Gianfranco Baruchello is an Italian artist whose work can be defined as a painting of denunciation, since he closely observes the avant-gardes of the period but decides to innovate them through your own vision of life. Born on 24 August 1924 in Livorno. The father is simultaneously a lawyer, professor at the University of Pisa and director of the city's Industrial Union, while the mother is a primary school teacher.
After the war, Gianfranco Baruchello graduated in Law to follow in his father's footsteps and in 1947 began working at Bombrini Parodi Delfino.
In 1949 he began dedicating himself to the creation of the chemical company Biomedica, an activity which he continued successfully until 1955, before turning his attention completely to literary and figurative art in 1959.
What inspired him in this sense was the Parisian climate that he encountered while visiting the city and meeting important artists such as Roberto Matta and Alan Jouffroy.
In 1962 he met Marcel Duchamp, in 1964 John Cage in New York, who invited him to explore the new frontiers of abstract impressionism and pop art. The American experience ends with the creation of the canvases Other traces, which show black stripes that show the interior trouble of the artist and of modern man, grappling with technological innovations and with a society that tends to exclude rather than include.
Worthy of note is his participation in the New Realists exhibition held in New York in 1962 and organized by Pierre Restany, in which artists such as participated. t19>Schifano, Festa and Rotella.
Gianfranco Baruchello's production appears to be rather autonomous from the early years, although the influence of the avant-gardes that followed one another throughout the 1900s is still noticeable. For this reason, in 1963 he decided to inaugurate his own exhibition at the Galleria La Tartaruga in Rome, where he elaborated his philosophy based on fragments, miniatures and large white canvases full of apparently random writings and geometric lines. The references are aimed at a society that tends towards consumerism and excessive haste, immediately throwing away the products just purchased to always buy new ones.
He is also intrigued by the world of television, which he reproduces with subtle references on large surfaces, using slogans and symbols to show how empty the reality of the small screen can sometimes appear.
The 1960s were a time of great turmoil, as the author also decided to launch himself into the cinematographic world, creating over the years Molla, The Zero Degree of the Landscape and Verifica incerta . With the waste materials he created a series of works, created with pieces of film mounted together. There is no lack of a large production of literary texts, which fully reflect his vision of the world and make it understandable even to the public of loyal admirers.
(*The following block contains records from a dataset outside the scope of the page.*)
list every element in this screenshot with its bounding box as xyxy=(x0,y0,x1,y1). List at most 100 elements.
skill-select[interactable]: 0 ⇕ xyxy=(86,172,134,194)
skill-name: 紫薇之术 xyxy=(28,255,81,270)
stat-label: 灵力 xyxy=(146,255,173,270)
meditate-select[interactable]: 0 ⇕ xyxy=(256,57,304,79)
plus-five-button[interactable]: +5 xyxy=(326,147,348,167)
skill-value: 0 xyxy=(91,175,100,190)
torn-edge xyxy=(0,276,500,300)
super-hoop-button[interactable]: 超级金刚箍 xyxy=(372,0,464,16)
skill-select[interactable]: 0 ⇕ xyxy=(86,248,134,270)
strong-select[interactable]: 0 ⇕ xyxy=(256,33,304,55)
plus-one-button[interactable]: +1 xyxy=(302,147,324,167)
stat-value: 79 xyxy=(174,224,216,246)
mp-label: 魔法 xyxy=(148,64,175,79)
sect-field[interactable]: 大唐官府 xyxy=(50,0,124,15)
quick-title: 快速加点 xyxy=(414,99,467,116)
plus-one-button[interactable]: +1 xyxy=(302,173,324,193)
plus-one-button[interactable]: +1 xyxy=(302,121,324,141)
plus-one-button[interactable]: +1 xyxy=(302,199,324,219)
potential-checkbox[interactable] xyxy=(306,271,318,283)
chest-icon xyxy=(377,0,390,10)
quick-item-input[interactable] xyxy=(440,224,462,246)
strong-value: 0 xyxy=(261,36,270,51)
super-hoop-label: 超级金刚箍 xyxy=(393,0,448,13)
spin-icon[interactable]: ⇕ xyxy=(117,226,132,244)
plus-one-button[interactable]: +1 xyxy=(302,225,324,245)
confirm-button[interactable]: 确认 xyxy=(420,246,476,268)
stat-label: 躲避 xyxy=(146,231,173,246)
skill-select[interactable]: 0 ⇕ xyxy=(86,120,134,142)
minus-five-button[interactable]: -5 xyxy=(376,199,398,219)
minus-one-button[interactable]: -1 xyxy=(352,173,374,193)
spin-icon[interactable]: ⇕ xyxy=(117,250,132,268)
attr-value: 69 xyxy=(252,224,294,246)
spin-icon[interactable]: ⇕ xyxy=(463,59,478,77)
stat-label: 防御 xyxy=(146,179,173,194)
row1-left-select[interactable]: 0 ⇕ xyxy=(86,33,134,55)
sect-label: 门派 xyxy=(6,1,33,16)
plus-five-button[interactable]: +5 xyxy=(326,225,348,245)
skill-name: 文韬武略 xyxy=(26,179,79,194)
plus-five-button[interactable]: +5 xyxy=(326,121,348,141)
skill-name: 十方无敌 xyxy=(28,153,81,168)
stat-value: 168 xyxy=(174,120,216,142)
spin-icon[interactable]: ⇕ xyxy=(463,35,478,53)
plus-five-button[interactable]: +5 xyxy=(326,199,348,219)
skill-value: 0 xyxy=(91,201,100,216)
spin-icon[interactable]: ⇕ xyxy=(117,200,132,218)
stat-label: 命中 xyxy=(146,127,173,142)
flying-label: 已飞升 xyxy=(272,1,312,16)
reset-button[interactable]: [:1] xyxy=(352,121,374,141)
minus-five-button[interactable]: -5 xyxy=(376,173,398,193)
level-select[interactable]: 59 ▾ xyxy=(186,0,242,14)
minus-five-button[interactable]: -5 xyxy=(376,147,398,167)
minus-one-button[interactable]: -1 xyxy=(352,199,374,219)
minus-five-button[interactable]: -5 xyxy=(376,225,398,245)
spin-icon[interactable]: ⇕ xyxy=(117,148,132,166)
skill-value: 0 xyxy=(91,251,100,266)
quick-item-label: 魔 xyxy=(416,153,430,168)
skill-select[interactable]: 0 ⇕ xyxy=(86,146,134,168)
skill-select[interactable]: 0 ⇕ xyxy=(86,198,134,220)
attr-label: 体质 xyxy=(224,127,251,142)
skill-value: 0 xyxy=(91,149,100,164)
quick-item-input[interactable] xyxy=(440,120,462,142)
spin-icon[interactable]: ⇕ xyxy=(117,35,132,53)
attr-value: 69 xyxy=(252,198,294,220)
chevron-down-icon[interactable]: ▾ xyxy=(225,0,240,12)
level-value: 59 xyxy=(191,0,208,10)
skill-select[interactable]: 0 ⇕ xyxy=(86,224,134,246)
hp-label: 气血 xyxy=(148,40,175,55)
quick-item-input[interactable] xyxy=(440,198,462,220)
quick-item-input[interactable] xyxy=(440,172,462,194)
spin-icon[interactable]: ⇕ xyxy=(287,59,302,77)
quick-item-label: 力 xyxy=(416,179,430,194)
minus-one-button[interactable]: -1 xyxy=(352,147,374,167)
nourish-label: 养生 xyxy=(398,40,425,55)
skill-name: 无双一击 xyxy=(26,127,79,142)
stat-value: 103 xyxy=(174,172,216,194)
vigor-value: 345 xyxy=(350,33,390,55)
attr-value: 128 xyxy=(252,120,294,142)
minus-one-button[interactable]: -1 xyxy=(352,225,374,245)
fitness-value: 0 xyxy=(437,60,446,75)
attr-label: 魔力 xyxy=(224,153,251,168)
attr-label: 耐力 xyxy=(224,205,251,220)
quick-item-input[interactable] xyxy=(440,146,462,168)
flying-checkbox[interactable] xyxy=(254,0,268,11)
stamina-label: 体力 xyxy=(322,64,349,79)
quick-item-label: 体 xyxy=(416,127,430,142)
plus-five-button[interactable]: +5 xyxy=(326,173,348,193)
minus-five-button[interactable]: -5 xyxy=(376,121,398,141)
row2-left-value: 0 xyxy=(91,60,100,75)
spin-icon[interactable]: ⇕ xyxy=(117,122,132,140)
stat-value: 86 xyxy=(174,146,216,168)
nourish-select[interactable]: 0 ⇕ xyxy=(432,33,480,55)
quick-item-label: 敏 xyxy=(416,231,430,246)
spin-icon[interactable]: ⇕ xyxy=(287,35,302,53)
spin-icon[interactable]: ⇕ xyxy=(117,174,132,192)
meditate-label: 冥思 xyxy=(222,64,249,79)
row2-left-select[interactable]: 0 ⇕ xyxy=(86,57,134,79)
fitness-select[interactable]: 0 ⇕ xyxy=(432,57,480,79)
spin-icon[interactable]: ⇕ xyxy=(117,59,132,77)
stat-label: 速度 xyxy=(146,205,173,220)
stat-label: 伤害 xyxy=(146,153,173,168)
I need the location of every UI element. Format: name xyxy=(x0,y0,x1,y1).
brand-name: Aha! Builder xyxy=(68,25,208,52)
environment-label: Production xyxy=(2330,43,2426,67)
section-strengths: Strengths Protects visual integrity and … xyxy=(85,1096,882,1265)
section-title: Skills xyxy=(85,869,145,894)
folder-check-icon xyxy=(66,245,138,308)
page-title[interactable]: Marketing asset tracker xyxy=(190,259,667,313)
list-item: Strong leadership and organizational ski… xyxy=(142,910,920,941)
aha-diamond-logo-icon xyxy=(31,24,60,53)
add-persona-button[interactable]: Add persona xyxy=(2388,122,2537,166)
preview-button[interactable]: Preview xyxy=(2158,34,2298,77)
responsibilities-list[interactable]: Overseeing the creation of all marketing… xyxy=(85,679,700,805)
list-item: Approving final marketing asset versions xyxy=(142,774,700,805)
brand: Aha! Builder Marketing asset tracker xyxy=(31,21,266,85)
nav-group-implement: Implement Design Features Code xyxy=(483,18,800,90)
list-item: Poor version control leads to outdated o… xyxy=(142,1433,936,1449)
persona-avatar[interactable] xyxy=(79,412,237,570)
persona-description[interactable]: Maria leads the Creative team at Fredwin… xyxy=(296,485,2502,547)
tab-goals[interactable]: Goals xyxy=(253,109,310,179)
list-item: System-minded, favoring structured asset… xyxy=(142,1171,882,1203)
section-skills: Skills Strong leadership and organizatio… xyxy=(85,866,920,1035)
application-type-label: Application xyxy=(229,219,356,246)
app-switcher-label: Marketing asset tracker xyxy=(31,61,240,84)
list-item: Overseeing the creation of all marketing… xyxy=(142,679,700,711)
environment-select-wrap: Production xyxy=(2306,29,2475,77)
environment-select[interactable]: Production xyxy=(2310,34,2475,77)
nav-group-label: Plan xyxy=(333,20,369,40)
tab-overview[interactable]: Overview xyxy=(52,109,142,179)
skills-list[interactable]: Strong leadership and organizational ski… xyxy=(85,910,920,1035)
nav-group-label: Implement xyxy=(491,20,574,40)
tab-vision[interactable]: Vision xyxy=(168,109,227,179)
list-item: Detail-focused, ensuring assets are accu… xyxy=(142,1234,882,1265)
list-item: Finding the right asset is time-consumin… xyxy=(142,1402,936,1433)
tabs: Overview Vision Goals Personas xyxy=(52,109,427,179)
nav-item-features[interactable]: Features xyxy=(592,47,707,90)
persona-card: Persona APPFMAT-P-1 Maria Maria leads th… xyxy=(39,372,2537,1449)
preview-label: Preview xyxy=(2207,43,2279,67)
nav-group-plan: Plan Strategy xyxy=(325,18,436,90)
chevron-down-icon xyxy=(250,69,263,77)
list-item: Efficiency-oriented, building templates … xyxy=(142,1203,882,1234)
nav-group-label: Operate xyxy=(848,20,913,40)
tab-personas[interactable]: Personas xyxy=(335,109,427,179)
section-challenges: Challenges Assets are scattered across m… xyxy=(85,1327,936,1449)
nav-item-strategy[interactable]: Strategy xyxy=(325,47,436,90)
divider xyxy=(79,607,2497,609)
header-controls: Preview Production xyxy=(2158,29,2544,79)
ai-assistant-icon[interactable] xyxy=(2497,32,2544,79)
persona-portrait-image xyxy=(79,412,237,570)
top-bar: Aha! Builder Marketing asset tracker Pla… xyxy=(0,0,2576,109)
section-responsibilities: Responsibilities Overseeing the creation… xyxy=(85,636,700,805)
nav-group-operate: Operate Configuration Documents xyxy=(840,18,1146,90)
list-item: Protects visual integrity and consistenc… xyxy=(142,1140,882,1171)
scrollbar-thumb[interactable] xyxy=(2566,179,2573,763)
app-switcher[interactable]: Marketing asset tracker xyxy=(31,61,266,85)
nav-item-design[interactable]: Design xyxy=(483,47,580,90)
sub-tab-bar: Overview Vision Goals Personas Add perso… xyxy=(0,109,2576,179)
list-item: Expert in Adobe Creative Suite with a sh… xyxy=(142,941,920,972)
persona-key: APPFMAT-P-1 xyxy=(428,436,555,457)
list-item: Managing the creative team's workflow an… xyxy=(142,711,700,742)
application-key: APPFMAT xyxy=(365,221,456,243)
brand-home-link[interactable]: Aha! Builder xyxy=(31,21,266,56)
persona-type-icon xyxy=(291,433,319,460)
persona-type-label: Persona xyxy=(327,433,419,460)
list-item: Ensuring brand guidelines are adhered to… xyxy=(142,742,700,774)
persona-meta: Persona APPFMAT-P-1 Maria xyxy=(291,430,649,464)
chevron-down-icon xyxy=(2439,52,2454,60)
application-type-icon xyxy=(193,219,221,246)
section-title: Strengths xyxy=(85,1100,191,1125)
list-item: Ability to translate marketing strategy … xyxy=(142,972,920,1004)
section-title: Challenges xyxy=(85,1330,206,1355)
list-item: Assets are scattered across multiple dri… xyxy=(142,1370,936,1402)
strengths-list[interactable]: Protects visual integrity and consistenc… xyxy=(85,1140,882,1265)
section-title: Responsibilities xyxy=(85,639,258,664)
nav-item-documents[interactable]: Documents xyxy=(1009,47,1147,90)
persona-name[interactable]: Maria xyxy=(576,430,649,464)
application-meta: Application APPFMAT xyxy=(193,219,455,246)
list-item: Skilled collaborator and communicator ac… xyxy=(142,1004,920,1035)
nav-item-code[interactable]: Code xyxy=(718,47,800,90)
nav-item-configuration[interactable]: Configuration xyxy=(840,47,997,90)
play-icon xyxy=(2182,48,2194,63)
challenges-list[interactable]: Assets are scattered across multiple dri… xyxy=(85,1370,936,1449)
In 1973 he founded the Cornelia Farm right on the outskirts of Rome. Its aim is to expand and also incorporate the adjacent land, saving it from building speculation in a perspective that recalls the currently rampant one of a sustainable enterprise on a natural level. He therefore elaborates an interesting reflection on the relationship between man, agricultural product and artistic product, participating materially in the management of the activity and theorizing some interesting economic laws that are still valid today.
This experience led him to paint paintings relating to the territory, which he exhibited in an exhibition at the Galleria di Milano, giving a famous interview of which unfortunately only the answers remain.
At the end of the 1980s the company was dismantled and in its place Gianfranco Baruchello proposed the Il Giardino project, which in 1989 he presented at the Festival Voci sull'acqua di Spoleto , where he engages in a performance taking care of a small Gingko Biloba bonsai.
The aim was to underline how the garden of the mind must always be nurtured and treated with the utmost respect.
In 1998 he created the Baruchello Foundation in his previous home on the hills of the capital and in 2011 an anthological exhibition was dedicated to him at the National Gallery of Modern Art in Rome.
He has received numerous awards, including the one at the Deichtorhallen Sammlung Falckenberg in Hamburg or the nomination of artist of the year 2016 by Radio 3.